Guardian Technologies International meets and presents SM TBDx to Indian healthcare officials

Tuberculosis (TB) continues to be a serious global pandemic health threat with more than 9 million new cases diagnosed annually. TB is a leading cause of mortality in India, killing nearly 1,000 people each day. During October 2009, Guardian Technologies International (OTCBB: GDTI) was invited by the Government of India to meet and present Signature Mapping TBDx™ (SM TBDx) to senior government healthcare officials and scientists. Of prime importance were the beneficial implications that SM TBDx could potentially provide as a diagnostic solution to improve TB detection and stem the country's TB epidemic.

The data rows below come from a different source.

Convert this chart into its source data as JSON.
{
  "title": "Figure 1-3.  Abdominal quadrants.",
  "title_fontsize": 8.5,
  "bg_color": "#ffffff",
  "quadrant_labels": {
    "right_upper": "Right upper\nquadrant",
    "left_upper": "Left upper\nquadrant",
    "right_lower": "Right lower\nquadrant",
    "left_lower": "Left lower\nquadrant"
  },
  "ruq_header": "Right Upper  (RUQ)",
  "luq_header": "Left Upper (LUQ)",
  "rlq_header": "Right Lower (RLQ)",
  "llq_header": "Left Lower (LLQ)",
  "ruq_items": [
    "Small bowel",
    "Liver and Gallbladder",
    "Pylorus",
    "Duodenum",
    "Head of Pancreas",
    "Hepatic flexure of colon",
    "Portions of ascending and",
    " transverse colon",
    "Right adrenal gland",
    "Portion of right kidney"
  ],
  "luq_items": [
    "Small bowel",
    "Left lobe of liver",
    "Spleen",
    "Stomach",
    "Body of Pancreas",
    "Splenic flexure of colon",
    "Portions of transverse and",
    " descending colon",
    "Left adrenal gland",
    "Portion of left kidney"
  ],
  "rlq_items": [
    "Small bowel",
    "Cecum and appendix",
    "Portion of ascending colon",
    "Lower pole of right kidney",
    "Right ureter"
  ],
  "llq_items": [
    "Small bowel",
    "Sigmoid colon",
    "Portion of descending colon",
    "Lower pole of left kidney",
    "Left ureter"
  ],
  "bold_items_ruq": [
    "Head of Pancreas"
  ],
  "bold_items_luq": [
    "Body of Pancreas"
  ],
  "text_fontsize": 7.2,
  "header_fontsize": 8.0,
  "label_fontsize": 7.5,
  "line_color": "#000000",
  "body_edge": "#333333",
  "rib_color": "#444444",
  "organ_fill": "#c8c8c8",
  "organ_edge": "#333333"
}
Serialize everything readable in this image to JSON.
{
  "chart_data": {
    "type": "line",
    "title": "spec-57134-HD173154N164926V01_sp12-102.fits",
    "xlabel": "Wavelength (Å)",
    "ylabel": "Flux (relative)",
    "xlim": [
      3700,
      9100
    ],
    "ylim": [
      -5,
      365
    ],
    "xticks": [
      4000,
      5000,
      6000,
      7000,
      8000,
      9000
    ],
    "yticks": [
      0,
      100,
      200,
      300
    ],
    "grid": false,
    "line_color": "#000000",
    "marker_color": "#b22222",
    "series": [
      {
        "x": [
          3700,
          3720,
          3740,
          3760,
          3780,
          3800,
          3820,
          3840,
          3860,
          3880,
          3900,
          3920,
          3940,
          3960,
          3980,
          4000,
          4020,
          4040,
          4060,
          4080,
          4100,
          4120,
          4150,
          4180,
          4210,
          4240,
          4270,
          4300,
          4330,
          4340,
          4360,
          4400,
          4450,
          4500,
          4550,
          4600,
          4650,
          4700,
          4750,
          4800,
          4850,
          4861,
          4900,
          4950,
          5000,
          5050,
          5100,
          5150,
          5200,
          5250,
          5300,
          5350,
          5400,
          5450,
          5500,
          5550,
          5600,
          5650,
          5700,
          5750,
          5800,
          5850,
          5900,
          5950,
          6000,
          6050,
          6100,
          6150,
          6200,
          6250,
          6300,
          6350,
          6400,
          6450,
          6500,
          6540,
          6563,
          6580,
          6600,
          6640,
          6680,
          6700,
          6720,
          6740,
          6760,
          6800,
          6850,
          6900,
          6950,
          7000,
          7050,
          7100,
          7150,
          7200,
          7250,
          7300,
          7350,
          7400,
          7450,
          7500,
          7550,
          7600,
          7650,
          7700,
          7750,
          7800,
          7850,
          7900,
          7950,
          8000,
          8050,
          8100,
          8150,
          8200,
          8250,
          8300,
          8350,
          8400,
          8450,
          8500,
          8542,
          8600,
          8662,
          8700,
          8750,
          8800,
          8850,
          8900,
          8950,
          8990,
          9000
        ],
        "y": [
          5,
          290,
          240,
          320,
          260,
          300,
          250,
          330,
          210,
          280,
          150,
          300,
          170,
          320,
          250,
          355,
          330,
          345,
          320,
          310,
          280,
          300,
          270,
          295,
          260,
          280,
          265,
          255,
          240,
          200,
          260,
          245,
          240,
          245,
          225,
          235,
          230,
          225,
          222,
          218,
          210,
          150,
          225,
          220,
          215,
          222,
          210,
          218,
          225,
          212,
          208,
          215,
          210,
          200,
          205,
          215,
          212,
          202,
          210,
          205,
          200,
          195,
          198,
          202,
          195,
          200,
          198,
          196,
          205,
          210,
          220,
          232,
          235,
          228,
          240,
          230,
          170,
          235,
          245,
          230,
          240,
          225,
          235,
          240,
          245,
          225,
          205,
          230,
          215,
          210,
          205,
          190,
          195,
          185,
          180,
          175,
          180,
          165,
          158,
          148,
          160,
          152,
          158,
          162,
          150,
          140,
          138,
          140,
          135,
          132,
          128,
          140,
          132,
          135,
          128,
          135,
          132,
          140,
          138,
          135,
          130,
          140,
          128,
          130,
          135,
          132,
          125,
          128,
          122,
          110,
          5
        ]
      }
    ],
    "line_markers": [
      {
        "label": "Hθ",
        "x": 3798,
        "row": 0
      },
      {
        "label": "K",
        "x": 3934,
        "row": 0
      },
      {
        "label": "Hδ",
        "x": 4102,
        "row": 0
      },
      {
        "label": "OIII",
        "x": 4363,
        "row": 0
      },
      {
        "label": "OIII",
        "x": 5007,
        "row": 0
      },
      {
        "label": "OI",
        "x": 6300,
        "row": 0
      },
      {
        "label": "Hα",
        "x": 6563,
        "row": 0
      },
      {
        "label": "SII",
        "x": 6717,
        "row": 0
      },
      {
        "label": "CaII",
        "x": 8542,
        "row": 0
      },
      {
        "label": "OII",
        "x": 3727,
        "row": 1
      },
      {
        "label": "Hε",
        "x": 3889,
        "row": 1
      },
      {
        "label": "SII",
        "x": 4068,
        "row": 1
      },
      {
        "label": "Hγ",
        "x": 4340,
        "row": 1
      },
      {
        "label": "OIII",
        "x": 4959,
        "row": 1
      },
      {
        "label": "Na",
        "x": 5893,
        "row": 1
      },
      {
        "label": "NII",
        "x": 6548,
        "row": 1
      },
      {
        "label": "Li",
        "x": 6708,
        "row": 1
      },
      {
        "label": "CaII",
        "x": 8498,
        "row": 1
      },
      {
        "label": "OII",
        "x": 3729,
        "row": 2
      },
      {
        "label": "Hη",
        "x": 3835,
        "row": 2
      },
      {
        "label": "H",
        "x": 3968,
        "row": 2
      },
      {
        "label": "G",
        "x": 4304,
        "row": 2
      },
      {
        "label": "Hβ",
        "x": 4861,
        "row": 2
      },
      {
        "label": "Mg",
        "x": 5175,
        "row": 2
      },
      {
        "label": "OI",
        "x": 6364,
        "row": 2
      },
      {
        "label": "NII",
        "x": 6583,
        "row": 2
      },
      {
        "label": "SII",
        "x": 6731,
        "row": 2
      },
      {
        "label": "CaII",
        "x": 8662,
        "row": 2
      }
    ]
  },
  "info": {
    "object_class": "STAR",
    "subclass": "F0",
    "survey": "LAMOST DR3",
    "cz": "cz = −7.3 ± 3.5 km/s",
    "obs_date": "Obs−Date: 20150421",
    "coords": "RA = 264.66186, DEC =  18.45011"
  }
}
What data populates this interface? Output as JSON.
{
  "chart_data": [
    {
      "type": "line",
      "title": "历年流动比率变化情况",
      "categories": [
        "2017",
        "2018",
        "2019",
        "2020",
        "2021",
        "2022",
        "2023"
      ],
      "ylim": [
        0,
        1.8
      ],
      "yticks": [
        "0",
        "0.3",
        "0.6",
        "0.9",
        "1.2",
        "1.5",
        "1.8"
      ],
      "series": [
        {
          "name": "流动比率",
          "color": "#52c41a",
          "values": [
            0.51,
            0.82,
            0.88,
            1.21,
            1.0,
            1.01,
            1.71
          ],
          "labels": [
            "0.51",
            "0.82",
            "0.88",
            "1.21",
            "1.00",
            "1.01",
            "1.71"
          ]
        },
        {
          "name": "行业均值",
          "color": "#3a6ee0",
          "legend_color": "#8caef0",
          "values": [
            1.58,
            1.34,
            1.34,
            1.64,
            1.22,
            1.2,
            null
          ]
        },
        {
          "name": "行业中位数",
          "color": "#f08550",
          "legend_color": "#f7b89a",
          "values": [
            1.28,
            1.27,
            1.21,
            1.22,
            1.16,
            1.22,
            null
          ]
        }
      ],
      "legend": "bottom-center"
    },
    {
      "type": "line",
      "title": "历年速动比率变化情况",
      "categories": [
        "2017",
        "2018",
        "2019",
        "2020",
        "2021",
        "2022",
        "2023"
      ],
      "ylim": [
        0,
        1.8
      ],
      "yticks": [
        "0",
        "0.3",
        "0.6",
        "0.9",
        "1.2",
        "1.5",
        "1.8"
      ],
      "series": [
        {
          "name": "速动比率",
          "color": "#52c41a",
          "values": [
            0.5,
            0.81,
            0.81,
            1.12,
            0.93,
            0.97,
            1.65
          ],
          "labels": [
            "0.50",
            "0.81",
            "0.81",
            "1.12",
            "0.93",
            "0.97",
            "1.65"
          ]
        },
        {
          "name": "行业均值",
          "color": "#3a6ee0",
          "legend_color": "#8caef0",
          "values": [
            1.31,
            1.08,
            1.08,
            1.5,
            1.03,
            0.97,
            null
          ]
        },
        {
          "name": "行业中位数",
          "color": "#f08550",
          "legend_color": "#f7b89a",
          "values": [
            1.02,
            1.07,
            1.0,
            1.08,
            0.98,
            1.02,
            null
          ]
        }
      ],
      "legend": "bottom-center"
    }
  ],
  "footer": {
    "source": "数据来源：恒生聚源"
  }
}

Guardian presented to a very distinguished group including: the Secretary of the Ministry of Science and Technology; the Secretary of Health Research; the Deputy Director General of the Ministry of Health and Family Welfare; and, the Director General of the Indian Council of Medical Research (ICMR). As a direct result of these presentations, as well as meetings with three of the Regional Laboratory Directors responsible for healthcare research and implementation within India's decentralized program for TB control, India's healthcare officials requested a detailed proposal to fund the migration of SM TBDx. The delivered proposal is intended to both accommodate the Indian laboratory protocols and to provide a fully automated diagnostic system, from automated slide handling to image capture to case level analysis.

"Guardian's Signature Mapping TBDx system provides a very promising solution to the labor-intensive task of diagnosing TB," said Dr. N.K. Ganguly, Advisor to the Health Minister, Ministry of Health and Family Welfare, a distinguished biotechnology fellow and advisor at the Translational Health Science & Technology Institute, and the former Director General of ICMR. "Based upon our discussions, the SM TBDx demonstration, and information shared in our meetings, I am hopeful that it can be applied in India, as well as other impacted countries. We are reviewing Guardian's Pilot and Clinical Study Proposal for consideration to move the program forward."

Dr. Ganguly also plans to incorporate a technical review of Guardian's SM TBDx system in a forthcoming whitepaper reviewing new TB diagnostic technologies and their potential impact on the global TB healthcare challenge.

"Our meetings could not have gone any better. We were most fortunate to garner the interest of very highly placed government healthcare officials, who quickly embraced the concepts of the technology and were able to envision India's TB diagnostic program in the future," stated Dr. Krishna Banaudha, Biochemistry & Molecular Biology, The George Washington University - School of Medicine, and Guardian's India Advisor. "At the clinical laboratory level, I was impressed by the creative ideas that were generated around the technology. Signature Mapping TBDx certainly provides an impressive platform for next-generation laboratory research."

With more than 37.8 million patient slides processed annually, and with each slide having up to 100 fields of view (FOVs) to analyze, India is the world's largest diagnostic reviewer of TB sputum slides, utilizing approximately 13,000 laboratories. The SM TBDx system is an automated diagnostic solution using sophisticated detection algorithms to identify TB. SM TBDx's greatest advantage is its ability to quickly screen patient samples, more consistently and efficiently than laboratory technologists. It holds the potential to significantly reduce the number of cases requiring review by trained technologists. In India alone, it could eliminate more than 10 million case reviews and more than one billion manual FOV reviews. The benefits are faster, more consistent and more accurate TB diagnosis and increased productivity of existing resources, which leads to quicker treatment, and ultimately slows the pandemic spread of the disease.

Mr. Donovan further stated, "Globally, TB is the world's second leading cause of death from infectious disease with more than US$ 1 billion being spent annually on TB diagnostics. Due to its extremely high burden rate, the Government of India maintains one of the world's largest and most aggressive campaigns against TB. The proposed Signature Mapping TBDx project to migrate the technology to the Ziehl-Neelsen staining method will improve India's diagnostic results and improve productivity in a cost effective manner that can be replicated in other heavily impacted countries."

SOURCE: Guardian Technologies International, Inc.


The opinions expressed here are the views of the writer and do not necessarily reflect the views and opinions of News Medical.